Television and film keep reminding us that the rich are not like you and me. There's hardly any need to think back to the grisly after-hours proclivities of Wall Street monster Patrick Bateman in American Psycho. Contemplating Taylor Mason's thousand-yard stare on Showtime's Billions will suffice. Ultra-high functionality—plus a fundamental (and usually fatal) social disconnect—figure into high-profile financial narratives from The Bonfire of the Vanities to The Big Short.

So at first, we think we know where playwright Sarah Burgess is headed in her 2016 drama Dry Powder. Its title is the term of art for an investment firm's unencumbered capital.
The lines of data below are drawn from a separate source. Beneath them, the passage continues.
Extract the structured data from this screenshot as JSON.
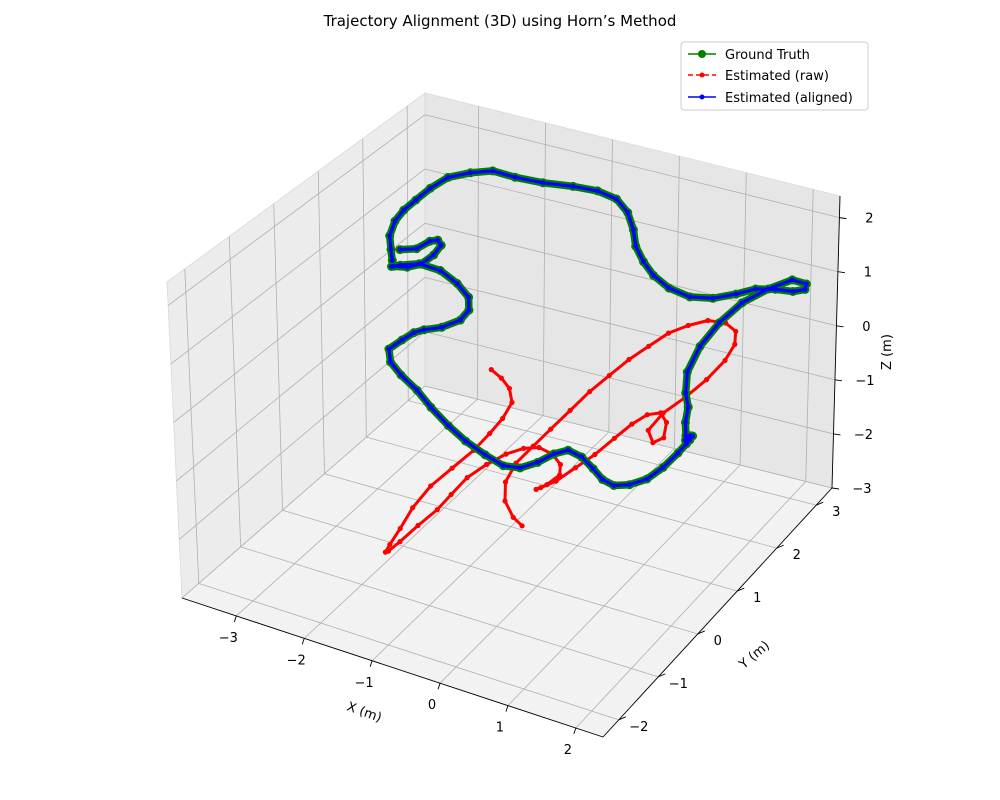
{
  "chart_data": {
    "type": "line",
    "projection": "3d",
    "title": "Trajectory Alignment (3D) using Horn’s Method",
    "xlabel": "X (m)",
    "ylabel": "Y (m)",
    "zlabel": "Z (m)",
    "xlim": [
      -3.8,
      2.4
    ],
    "ylim": [
      -2.4,
      3.4
    ],
    "zlim": [
      -3.0,
      2.4
    ],
    "x_ticks": [
      -3,
      -2,
      -1,
      0,
      1,
      2
    ],
    "y_ticks": [
      -2,
      -1,
      0,
      1,
      2,
      3
    ],
    "z_ticks": [
      -3,
      -2,
      -1,
      0,
      1,
      2
    ],
    "x_tick_labels": [
      "−3",
      "−2",
      "−1",
      "0",
      "1",
      "2"
    ],
    "y_tick_labels": [
      "−2",
      "−1",
      "0",
      "1",
      "2",
      "3"
    ],
    "z_tick_labels": [
      "−3",
      "−2",
      "−1",
      "0",
      "1",
      "2"
    ],
    "grid": true,
    "legend_position": "top-right",
    "series": [
      {
        "name": "Ground Truth",
        "color": "#008000",
        "line_style": "solid",
        "marker": "circle",
        "points": [
          [
            -3.0,
            1.6,
            0.9
          ],
          [
            -2.75,
            1.6,
            1.0
          ],
          [
            -2.55,
            1.6,
            1.2
          ],
          [
            -2.4,
            1.55,
            1.3
          ],
          [
            -2.25,
            1.4,
            1.35
          ],
          [
            -2.2,
            1.15,
            1.35
          ],
          [
            -2.25,
            0.95,
            1.3
          ],
          [
            -2.4,
            0.85,
            1.25
          ],
          [
            -2.6,
            0.85,
            1.2
          ],
          [
            -2.7,
            0.95,
            1.1
          ],
          [
            -2.7,
            1.15,
            1.0
          ],
          [
            -2.55,
            1.35,
            0.95
          ],
          [
            -2.3,
            1.45,
            0.85
          ],
          [
            -2.05,
            1.45,
            0.7
          ],
          [
            -1.85,
            1.4,
            0.55
          ],
          [
            -1.75,
            1.25,
            0.45
          ],
          [
            -1.75,
            1.05,
            0.4
          ],
          [
            -1.9,
            0.85,
            0.35
          ],
          [
            -2.1,
            0.75,
            0.3
          ],
          [
            -2.25,
            0.75,
            0.2
          ],
          [
            -2.4,
            0.7,
            0.05
          ],
          [
            -2.5,
            0.55,
            -0.05
          ],
          [
            -2.35,
            0.35,
            -0.1
          ],
          [
            -2.1,
            0.2,
            -0.15
          ],
          [
            -1.8,
            0.1,
            -0.25
          ],
          [
            -1.5,
            -0.05,
            -0.35
          ],
          [
            -1.15,
            -0.2,
            -0.45
          ],
          [
            -0.8,
            -0.35,
            -0.5
          ],
          [
            -0.45,
            -0.45,
            -0.55
          ],
          [
            -0.15,
            -0.5,
            -0.6
          ],
          [
            0.1,
            -0.5,
            -0.55
          ],
          [
            0.3,
            -0.4,
            -0.45
          ],
          [
            0.45,
            -0.25,
            -0.35
          ],
          [
            0.6,
            -0.15,
            -0.3
          ],
          [
            0.8,
            -0.15,
            -0.35
          ],
          [
            1.0,
            -0.2,
            -0.45
          ],
          [
            1.2,
            -0.3,
            -0.5
          ],
          [
            1.4,
            -0.35,
            -0.5
          ],
          [
            1.6,
            -0.3,
            -0.45
          ],
          [
            1.8,
            -0.2,
            -0.35
          ],
          [
            1.95,
            -0.05,
            -0.2
          ],
          [
            2.05,
            0.15,
            -0.05
          ],
          [
            2.1,
            0.35,
            0.05
          ],
          [
            2.05,
            0.5,
            0.0
          ],
          [
            1.95,
            0.6,
            -0.1
          ],
          [
            1.85,
            0.65,
            -0.25
          ],
          [
            1.8,
            0.75,
            -0.4
          ],
          [
            1.7,
            0.9,
            -0.4
          ],
          [
            1.6,
            1.05,
            -0.3
          ],
          [
            1.55,
            1.2,
            -0.15
          ],
          [
            1.45,
            1.3,
            0.0
          ],
          [
            1.35,
            1.5,
            0.2
          ],
          [
            1.35,
            1.8,
            0.45
          ],
          [
            1.45,
            2.1,
            0.7
          ],
          [
            1.6,
            2.4,
            0.9
          ],
          [
            1.8,
            2.7,
            1.0
          ],
          [
            2.0,
            2.95,
            1.05
          ],
          [
            2.15,
            3.05,
            0.95
          ],
          [
            2.1,
            3.1,
            0.8
          ],
          [
            1.95,
            3.05,
            0.75
          ],
          [
            1.75,
            2.95,
            0.8
          ],
          [
            1.55,
            2.8,
            0.85
          ],
          [
            1.35,
            2.65,
            0.8
          ],
          [
            1.1,
            2.5,
            0.75
          ],
          [
            0.85,
            2.35,
            0.8
          ],
          [
            0.6,
            2.25,
            0.95
          ],
          [
            0.4,
            2.2,
            1.15
          ],
          [
            0.25,
            2.2,
            1.35
          ],
          [
            0.1,
            2.25,
            1.55
          ],
          [
            0.0,
            2.35,
            1.75
          ],
          [
            -0.15,
            2.45,
            1.95
          ],
          [
            -0.35,
            2.5,
            2.1
          ],
          [
            -0.6,
            2.45,
            2.2
          ],
          [
            -0.9,
            2.35,
            2.25
          ],
          [
            -1.25,
            2.2,
            2.3
          ],
          [
            -1.6,
            2.1,
            2.35
          ],
          [
            -1.9,
            2.05,
            2.4
          ],
          [
            -2.2,
            2.0,
            2.3
          ],
          [
            -2.5,
            1.95,
            2.15
          ],
          [
            -2.7,
            1.85,
            1.95
          ],
          [
            -2.85,
            1.75,
            1.75
          ],
          [
            -3.0,
            1.7,
            1.55
          ],
          [
            -3.1,
            1.65,
            1.35
          ],
          [
            -3.15,
            1.6,
            1.1
          ],
          [
            -3.1,
            1.55,
            0.9
          ],
          [
            -3.05,
            1.5,
            0.75
          ]
        ]
      },
      {
        "name": "Estimated (raw)",
        "color": "#ff0000",
        "line_style": "dashed",
        "marker": "point",
        "points": [
          [
            -1.2,
            0.9,
            -0.2
          ],
          [
            -1.05,
            0.9,
            -0.3
          ],
          [
            -0.9,
            0.85,
            -0.4
          ],
          [
            -0.8,
            0.75,
            -0.55
          ],
          [
            -0.85,
            0.6,
            -0.75
          ],
          [
            -0.95,
            0.45,
            -0.95
          ],
          [
            -1.1,
            0.3,
            -1.2
          ],
          [
            -1.3,
            0.1,
            -1.45
          ],
          [
            -1.5,
            -0.1,
            -1.7
          ],
          [
            -1.65,
            -0.3,
            -2.0
          ],
          [
            -1.75,
            -0.45,
            -2.3
          ],
          [
            -1.85,
            -0.55,
            -2.55
          ],
          [
            -1.95,
            -0.5,
            -2.75
          ],
          [
            -2.0,
            -0.35,
            -2.85
          ],
          [
            -1.95,
            -0.15,
            -2.8
          ],
          [
            -1.8,
            0.05,
            -2.6
          ],
          [
            -1.6,
            0.2,
            -2.35
          ],
          [
            -1.45,
            0.3,
            -2.1
          ],
          [
            -1.3,
            0.45,
            -1.85
          ],
          [
            -1.1,
            0.6,
            -1.65
          ],
          [
            -0.9,
            0.75,
            -1.5
          ],
          [
            -0.7,
            0.85,
            -1.4
          ],
          [
            -0.5,
            0.9,
            -1.35
          ],
          [
            -0.3,
            0.9,
            -1.4
          ],
          [
            -0.15,
            0.85,
            -1.5
          ],
          [
            -0.1,
            0.75,
            -1.6
          ],
          [
            -0.2,
            0.6,
            -1.7
          ],
          [
            -0.3,
            0.5,
            -1.75
          ],
          [
            -0.2,
            0.45,
            -1.65
          ],
          [
            0.0,
            0.5,
            -1.5
          ],
          [
            0.2,
            0.65,
            -1.3
          ],
          [
            0.4,
            0.8,
            -1.1
          ],
          [
            0.6,
            0.95,
            -0.85
          ],
          [
            0.8,
            1.05,
            -0.6
          ],
          [
            1.0,
            1.1,
            -0.4
          ],
          [
            1.2,
            1.1,
            -0.3
          ],
          [
            1.35,
            1.0,
            -0.35
          ],
          [
            1.4,
            0.85,
            -0.5
          ],
          [
            1.3,
            0.75,
            -0.55
          ],
          [
            1.2,
            0.8,
            -0.4
          ],
          [
            1.3,
            1.0,
            -0.2
          ],
          [
            1.5,
            1.2,
            0.0
          ],
          [
            1.7,
            1.4,
            0.25
          ],
          [
            1.85,
            1.6,
            0.5
          ],
          [
            1.9,
            1.75,
            0.7
          ],
          [
            1.85,
            1.85,
            0.85
          ],
          [
            1.7,
            1.85,
            0.95
          ],
          [
            1.5,
            1.75,
            1.0
          ],
          [
            1.3,
            1.6,
            0.95
          ],
          [
            1.1,
            1.45,
            0.85
          ],
          [
            0.9,
            1.3,
            0.65
          ],
          [
            0.7,
            1.15,
            0.45
          ],
          [
            0.5,
            1.0,
            0.2
          ],
          [
            0.3,
            0.85,
            -0.05
          ],
          [
            0.1,
            0.7,
            -0.35
          ],
          [
            -0.1,
            0.55,
            -0.65
          ],
          [
            -0.3,
            0.45,
            -0.95
          ],
          [
            -0.5,
            0.35,
            -1.25
          ],
          [
            -0.6,
            0.25,
            -1.55
          ],
          [
            -0.55,
            0.15,
            -1.8
          ],
          [
            -0.4,
            0.1,
            -2.0
          ],
          [
            -0.3,
            0.15,
            -2.15
          ]
        ]
      },
      {
        "name": "Estimated (aligned)",
        "color": "#0000ff",
        "line_style": "solid",
        "marker": "point",
        "points": [
          [
            -3.0,
            1.6,
            0.9
          ],
          [
            -2.75,
            1.6,
            1.0
          ],
          [
            -2.55,
            1.6,
            1.2
          ],
          [
            -2.4,
            1.55,
            1.3
          ],
          [
            -2.25,
            1.4,
            1.35
          ],
          [
            -2.2,
            1.15,
            1.35
          ],
          [
            -2.25,
            0.95,
            1.3
          ],
          [
            -2.4,
            0.85,
            1.25
          ],
          [
            -2.6,
            0.85,
            1.2
          ],
          [
            -2.7,
            0.95,
            1.1
          ],
          [
            -2.7,
            1.15,
            1.0
          ],
          [
            -2.55,
            1.35,
            0.95
          ],
          [
            -2.3,
            1.45,
            0.85
          ],
          [
            -2.05,
            1.45,
            0.7
          ],
          [
            -1.85,
            1.4,
            0.55
          ],
          [
            -1.75,
            1.25,
            0.45
          ],
          [
            -1.75,
            1.05,
            0.4
          ],
          [
            -1.9,
            0.85,
            0.35
          ],
          [
            -2.1,
            0.75,
            0.3
          ],
          [
            -2.25,
            0.75,
            0.2
          ],
          [
            -2.4,
            0.7,
            0.05
          ],
          [
            -2.5,
            0.55,
            -0.05
          ],
          [
            -2.35,
            0.35,
            -0.1
          ],
          [
            -2.1,
            0.2,
            -0.15
          ],
          [
            -1.8,
            0.1,
            -0.25
          ],
          [
            -1.5,
            -0.05,
            -0.35
          ],
          [
            -1.15,
            -0.2,
            -0.45
          ],
          [
            -0.8,
            -0.35,
            -0.5
          ],
          [
            -0.45,
            -0.45,
            -0.55
          ],
          [
            -0.15,
            -0.5,
            -0.6
          ],
          [
            0.1,
            -0.5,
            -0.55
          ],
          [
            0.3,
            -0.4,
            -0.45
          ],
          [
            0.45,
            -0.25,
            -0.35
          ],
          [
            0.6,
            -0.15,
            -0.3
          ],
          [
            0.8,
            -0.15,
            -0.35
          ],
          [
            1.0,
            -0.2,
            -0.45
          ],
          [
            1.2,
            -0.3,
            -0.5
          ],
          [
            1.4,
            -0.35,
            -0.5
          ],
          [
            1.6,
            -0.3,
            -0.45
          ],
          [
            1.8,
            -0.2,
            -0.35
          ],
          [
            1.95,
            -0.05,
            -0.2
          ],
          [
            2.05,
            0.15,
            -0.05
          ],
          [
            2.1,
            0.35,
            0.05
          ],
          [
            2.05,
            0.5,
            0.0
          ],
          [
            1.95,
            0.6,
            -0.1
          ],
          [
            1.85,
            0.65,
            -0.25
          ],
          [
            1.8,
            0.75,
            -0.4
          ],
          [
            1.7,
            0.9,
            -0.4
          ],
          [
            1.6,
            1.05,
            -0.3
          ],
          [
            1.55,
            1.2,
            -0.15
          ],
          [
            1.45,
            1.3,
            0.0
          ],
          [
            1.35,
            1.5,
            0.2
          ],
          [
            1.35,
            1.8,
            0.45
          ],
          [
            1.45,
            2.1,
            0.7
          ],
          [
            1.6,
            2.4,
            0.9
          ],
          [
            1.8,
            2.7,
            1.0
          ],
          [
            2.0,
            2.95,
            1.05
          ],
          [
            2.15,
            3.05,
            0.95
          ],
          [
            2.1,
            3.1,
            0.8
          ],
          [
            1.95,
            3.05,
            0.75
          ],
          [
            1.75,
            2.95,
            0.8
          ],
          [
            1.55,
            2.8,
            0.85
          ],
          [
            1.35,
            2.65,
            0.8
          ],
          [
            1.1,
            2.5,
            0.75
          ],
          [
            0.85,
            2.35,
            0.8
          ],
          [
            0.6,
            2.25,
            0.95
          ],
          [
            0.4,
            2.2,
            1.15
          ],
          [
            0.25,
            2.2,
            1.35
          ],
          [
            0.1,
            2.25,
            1.55
          ],
          [
            0.0,
            2.35,
            1.75
          ],
          [
            -0.15,
            2.45,
            1.95
          ],
          [
            -0.35,
            2.5,
            2.1
          ],
          [
            -0.6,
            2.45,
            2.2
          ],
          [
            -0.9,
            2.35,
            2.25
          ],
          [
            -1.25,
            2.2,
            2.3
          ],
          [
            -1.6,
            2.1,
            2.35
          ],
          [
            -1.9,
            2.05,
            2.4
          ],
          [
            -2.2,
            2.0,
            2.3
          ],
          [
            -2.5,
            1.95,
            2.15
          ],
          [
            -2.7,
            1.85,
            1.95
          ],
          [
            -2.85,
            1.75,
            1.75
          ],
          [
            -3.0,
            1.7,
            1.55
          ],
          [
            -3.1,
            1.65,
            1.35
          ],
          [
            -3.15,
            1.6,
            1.1
          ],
          [
            -3.1,
            1.55,
            0.9
          ],
          [
            -3.05,
            1.5,
            0.75
          ]
        ]
      }
    ]
  }
}
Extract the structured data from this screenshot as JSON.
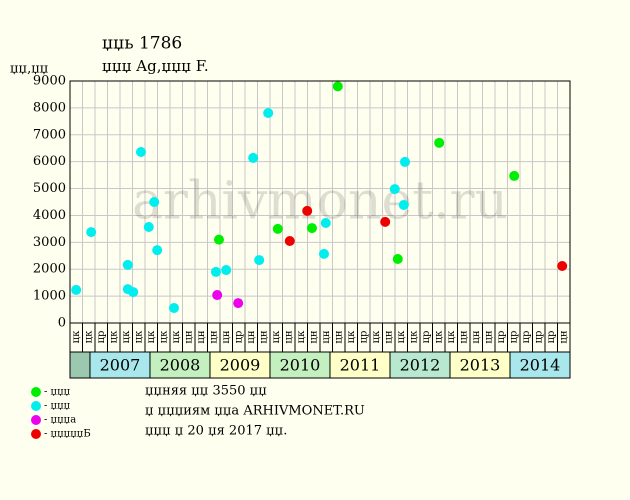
{
  "chart_data": {
    "type": "scatter",
    "title": "џџь 1786",
    "subtitle": "џџџ Ag,џџџ F.",
    "y_label": "џџ,џџ",
    "watermark": "arhivmonet.ru",
    "periods": [
      "цк",
      "цк",
      "цр",
      "цк",
      "цк",
      "цк",
      "цк",
      "цк",
      "цк",
      "цн",
      "цн",
      "цн",
      "цн",
      "цр",
      "цн",
      "цн",
      "цк",
      "цн",
      "цк",
      "цн",
      "цн",
      "цн",
      "цк",
      "цр",
      "цк",
      "цн",
      "цк",
      "цк",
      "цр",
      "цк",
      "цк",
      "цн",
      "цн",
      "цн",
      "цр",
      "цр",
      "цр",
      "цр",
      "цр",
      "цн"
    ],
    "years": [
      "2007",
      "2008",
      "2009",
      "2010",
      "2011",
      "2012",
      "2013",
      "2014"
    ],
    "xlim": [
      2006.667,
      2015
    ],
    "ylim": [
      0,
      9000
    ],
    "yticks": [
      0,
      1000,
      2000,
      3000,
      4000,
      5000,
      6000,
      7000,
      8000,
      9000
    ],
    "series": [
      {
        "name": "- џџџ",
        "color": "#00ee00",
        "x": [
          2011.13,
          2009.15,
          2010.13,
          2010.7,
          2012.13,
          2012.82,
          2014.07
        ],
        "values": [
          8800,
          3100,
          3500,
          3530,
          2380,
          6700,
          5470
        ]
      },
      {
        "name": "- џџџ",
        "color": "#00eeee",
        "x": [
          2006.77,
          2007.02,
          2007.85,
          2007.63,
          2007.63,
          2007.72,
          2007.98,
          2008.07,
          2008.12,
          2008.4,
          2009.1,
          2009.27,
          2009.72,
          2009.82,
          2009.97,
          2010.9,
          2010.93,
          2012.08,
          2012.25,
          2012.23
        ],
        "values": [
          1230,
          3380,
          6360,
          2160,
          1260,
          1150,
          3570,
          4500,
          2710,
          560,
          1900,
          1970,
          6140,
          2340,
          7810,
          2570,
          3720,
          4980,
          5990,
          4390
        ]
      },
      {
        "name": "- џџџа",
        "color": "#ee00ee",
        "x": [
          2009.12,
          2009.47
        ],
        "values": [
          1040,
          740
        ]
      },
      {
        "name": "- џџџџџБ",
        "color": "#ee0000",
        "x": [
          2010.33,
          2010.62,
          2011.92,
          2014.87
        ],
        "values": [
          3050,
          4170,
          3760,
          2120
        ]
      }
    ],
    "notes": [
      "џџняя џџ 3550 џџ",
      "џ џџџиям џџа ARHIVMONET.RU",
      "џџџ џ 20 џя 2017 џџ."
    ]
  }
}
As Burgess demonstrates, it also refers to the explosive relationships that develop among the competitive top officers at a private-equity firm.

Seth (an agile Chris Hinton) is the company's rising rainmaker, but when his latest gem-in-the-rough acquisition—a rescue plan for a California luggage maker on the verge of a major innovation—exposes a bit too much of his touchy-feely side, his nemesis, Jenny (Michelle Murray Wells), the always-calculating numbers person, looks to shoot it down or corrupt it from within. When she warns Seth, "There is a hawk on my shoulder. You can't see it, but it's always there," we probably should be concerned for his long-term health.

But in this production, on opening weekend, we weren't. Though the show's sound design includes Morphine's "Sharks," director Mark Filiaci hadn't fully sharpened Jenny's teeth or those of Seth and Jenny's boss, Rick (Dan Oliver). We also confronted the contradiction of a supposedly coldly analytical Jenny who nonetheless keeps overheating in scenes with her peers.

Still, in a genre that usually demonizes financial types, Burgess serves up a fitting reminder of who the demons actually are—and just how close they are to home.